A data structure is a way of organizing data in a computer so it can be used. Each data structure is best suited for specific application types and tasks. Data structures make it possible to manage large amounts of data. They are also important for designing algorithms. Some of the data structures include; array, graph, hash table, union, tagged union, set, graph, and object.

Why & How do we use Data Structures?

Review each data type to get a better understanding of why each one is used.

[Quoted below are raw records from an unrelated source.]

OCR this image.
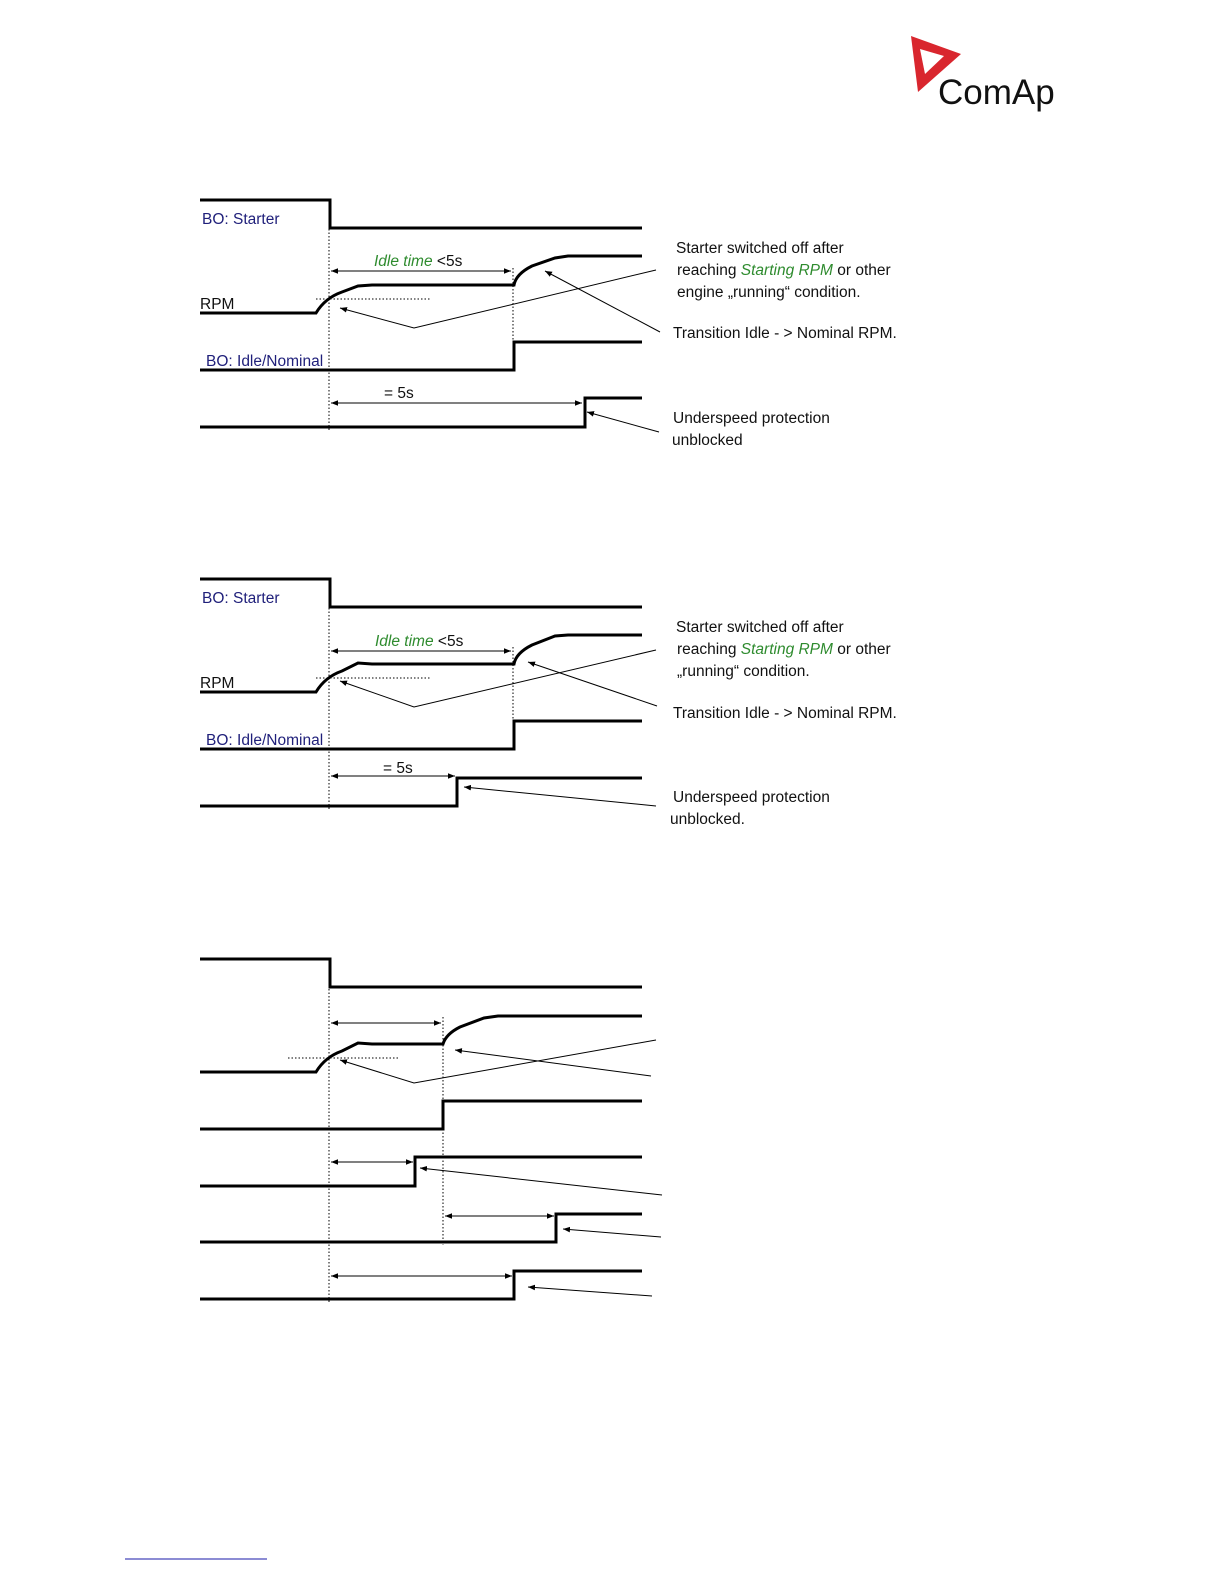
ComAp
BO: Starter
RPM
BO: Idle/Nominal
Idle time <5s
= 5s
Starter switched off after
reaching Starting RPM or other
engine „running“ condition.
Transition Idle - > Nominal RPM.
Underspeed protection
unblocked
BO: Starter
RPM
BO: Idle/Nominal
Idle time <5s
= 5s
Starter switched off after
reaching Starting RPM or other
„running“ condition.
Transition Idle - > Nominal RPM.
Underspeed protection
unblocked.
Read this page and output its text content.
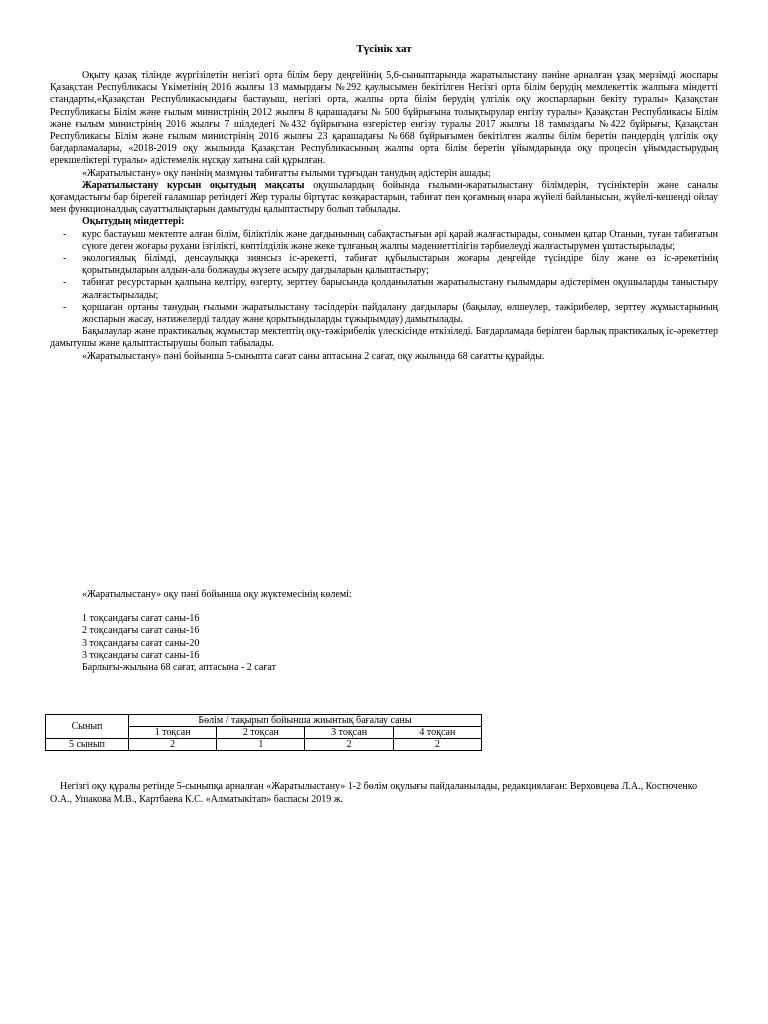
Түсінік хат

Оқыту қазақ тілінде жүргізілетін негізгі орта білім беру деңгейінің 5,6-сыныптарында жаратылыстану пәніне арналған ұзақ мерзімді жоспары Қазақстан Республикасы Үкіметінің 2016 жылғы 13 мамырдағы №292 қаулысымен бекітілген Негізгі орта білім берудің мемлекеттік жалпыға міндетті стандарты,«Қазақстан Республикасындағы бастауыш, негізгі орта, жалпы орта білім берудің үлгілік оқу жоспарларын бекіту туралы» Қазақстан Республикасы Білім және ғылым министрінің 2012 жылғы 8 қарашадағы № 500 бұйрығына толықтырулар енгізу туралы» Қазақстан Республикасы Білім және ғылым министрінің 2016 жылғы 7 шілдедегі №432 бұйрығына өзгерістер енгізу туралы 2017 жылғы 18 тамыздағы №422 бұйрығы, Қазақстан Республикасы Білім және ғылым министрінің 2016 жылғы 23 қарашадағы №668 бұйрығымен бекітілген жалпы білім беретін пәндердің үлгілік оқу бағдарламалары, «2018-2019 оқу жылында Қазақстан Республикасының жалпы орта білім беретін ұйымдарында оқу процесін ұйымдастырудың ерекшеліктері туралы» әдістемелік нұсқау хатына сай құрылған.

«Жаратылыстану» оқу пәнінің мазмұны табиғатты ғылыми тұрғыдан танудың әдістерін ашады;

Жаратылыстану курсын оқытудың мақсаты оқушылардың бойында ғылыми-жаратылыстану білімдерін, түсініктерін және саналы қоғамдастығы бар бірегей ғаламшар ретіндегі Жер туралы біртұтас көзқарастарын, табиғат пен қоғамның өзара жүйелі байланысын, жүйелі-кешенді ойлау мен функционалдық сауаттылықтарын дамытуды қалыптастыру болып табылады.

Оқытудың міндеттері:

- курс бастауыш мектепте алған білім, біліктілік және дағдынының сабақтастығын әрі қарай жалғастырады, сонымен қатар Отанын, туған табиғатын сүюге деген жоғары рухани ізгілікті, көптілділік және жеке тұлғаның жалпы мәдениеттілігін тәрбиелеуді жалғастырумен ұштастырылады;
- экологиялық білімді, денсаулыққа зиянсыз іс-әрекетті, табиғат құбылыстарын жоғары деңгейде түсіндіре білу және өз іс-әрекетінің қорытындыларын алдын-ала болжауды жүзеге асыру дағдыларын қалыптастыру;
- табиғат ресурстарын қалпына келтіру, өзгерту, зерттеу барысында қолданылатын жаратылыстану ғылымдары әдістерімен оқушыларды таныстыру жалғастырылады;
- қоршаған ортаны танудың ғылыми жаратылыстану тәсілдерін пайдалану дағдылары (бақылау, өлшеулер, тәжірибелер, зерттеу жұмыстарының жоспарын жасау, нәтижелерді талдау және қорытындыларды тұжырымдау) дамытылады.

Бақылаулар және практикалық жұмыстар мектептің оқу-тәжірибелік үлескісінде өткізіледі. Бағдарламада берілген барлық практикалық іс-әрекеттер дамытушы және қалыптастырушы болып табылады.

«Жаратылыстану» пәні бойынша 5-сыныпта сағат саны аптасына 2 сағат, оқу жылында 68 сағатты құрайды.

«Жаратылыстану» оқу пәні бойынша оқу жүктемесінің көлемі:
1 тоқсандағы сағат саны-16
2 тоқсандағы сағат саны-16
3 тоқсандағы сағат саны-20
3 тоқсандағы сағат саны-16
Барлығы-жылына 68 сағат, аптасына - 2 сағат
Сынып	Бөлім / тақырып бойынша жиынтық бағалау саны			
	1 тоқсан	2 тоқсан	3 тоқсан	4 тоқсан
5 сынып	2	1	2	2
Негізгі оқу құралы ретінде 5-сыныпқа арналған «Жаратылыстану» 1-2 бөлім оқулығы пайдаланылады, редакциялаған: Верховцева Л.А., Костюченко О.А., Ушакова М.В., Картбаева К.С. «Алматыкітап» баспасы 2019 ж.
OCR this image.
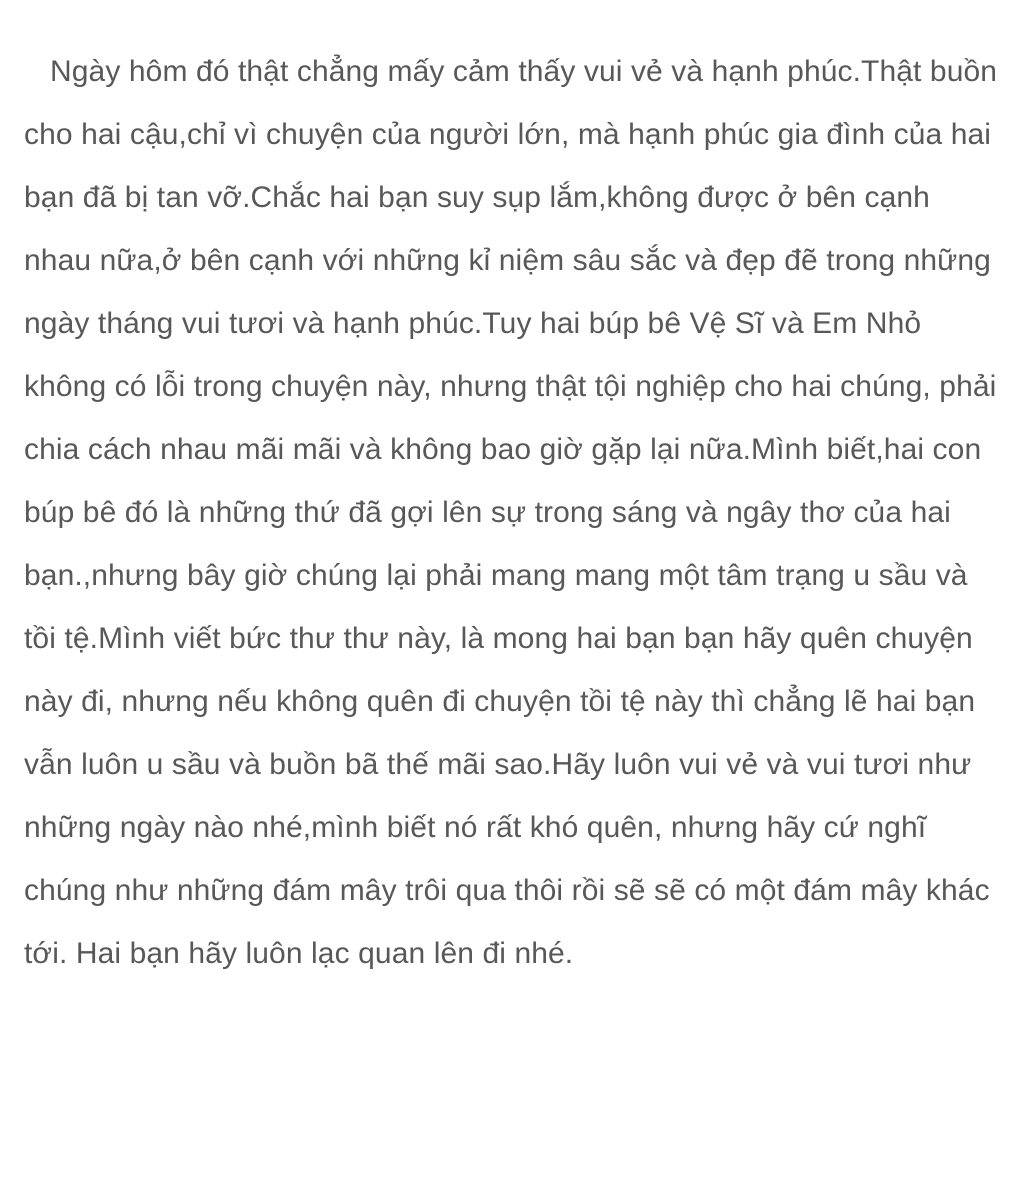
Ngày hôm đó thật chẳng mấy cảm thấy vui vẻ và hạnh phúc.Thật buồn cho hai cậu,chỉ vì chuyện của người lớn, mà hạnh phúc gia đình của hai bạn đã bị tan vỡ.Chắc hai bạn suy sụp lắm,không được ở bên cạnh nhau nữa,ở bên cạnh với những kỉ niệm sâu sắc và đẹp đẽ trong những ngày tháng vui tươi và hạnh phúc.Tuy hai búp bê Vệ Sĩ và Em Nhỏ không có lỗi trong chuyện này, nhưng thật tội nghiệp cho hai chúng, phải chia cách nhau mãi mãi và không bao giờ gặp lại nữa.Mình biết,hai con búp bê đó là những thứ đã gợi lên sự trong sáng và ngây thơ của hai bạn.,nhưng bây giờ chúng lại phải mang mang một tâm trạng u sầu và tồi tệ.Mình viết bức thư thư này, là mong hai bạn bạn hãy quên chuyện này đi, nhưng nếu không quên đi chuyện tồi tệ này thì chẳng lẽ hai bạn vẫn luôn u sầu và buồn bã thế mãi sao.Hãy luôn vui vẻ và vui tươi như những ngày nào nhé,mình biết nó rất khó quên, nhưng hãy cứ nghĩ chúng như những đám mây trôi qua thôi rồi sẽ sẽ có một đám mây khác tới. Hai bạn hãy luôn lạc quan lên đi nhé.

More data structures than this exist, but they are variations and compounds of the following data structures.

  • Array Data Structure

    • a number of elements in a specific order.
    • Integer is used to access specific elements.
    • Elements can be almost any type.
    • Fixed-length or Expandable.
    • See Java Array Tutorial
  • Dictionary Data Structure

  • Graph Data Structure

    • Linked abstract data structures composed of nodes.
    • Each node contains a value & one or more pointers to other nodes.

    Graphs can be used to represent networks.

  • Hash Table Data Structure

    • legacy Java class.
    • more flexible variation of a record where name-value pairs can be freely added & deleted.
    • see Map Data Structure
  • Map Data Structure

  • Object Data Structure

    • contains data fields like a record plus program code fragments to access or modify those fields.
  • Records Data Structure

    • also called tuples.
    • also called structs.
    • a value that holds other values.
    • usually holds fixed number & sequence.
    • usually indexed by names.
    • record elements are usually called fields or members.
  • Set Data Structure

    • an abstract data structure.
    • stores specific values in no specific order and no repeated values.
    • values are not retrieved from sets – instead we test a value for membership to get a boolean “in” or “not in”.
  • Tagged Union Data Structure

    • also called a variant.
    • also called a variant record.
    • also called a discriminated union.
    • also called a disjoint union.
    • contains another field to indicate it’s current type.
    • enhanced type safety.
  • Tree Data Structure

    • Linked abstract data structures composed of nodes.
    • Each node contains a value & one or more pointers to other nodes.
    • Trees can be used for sorting and searching.
    • Trees have nodes arranged in relative order based on their values.
  • Union Data Structure

    • specifies permitted primitive types that are allowed to be stored in it’s instance. (example: long integer or string).
    • enough space is allocated to allow the widest member datatype.
    • their is only one value at a time (unlike a record that can contain a float and an integer).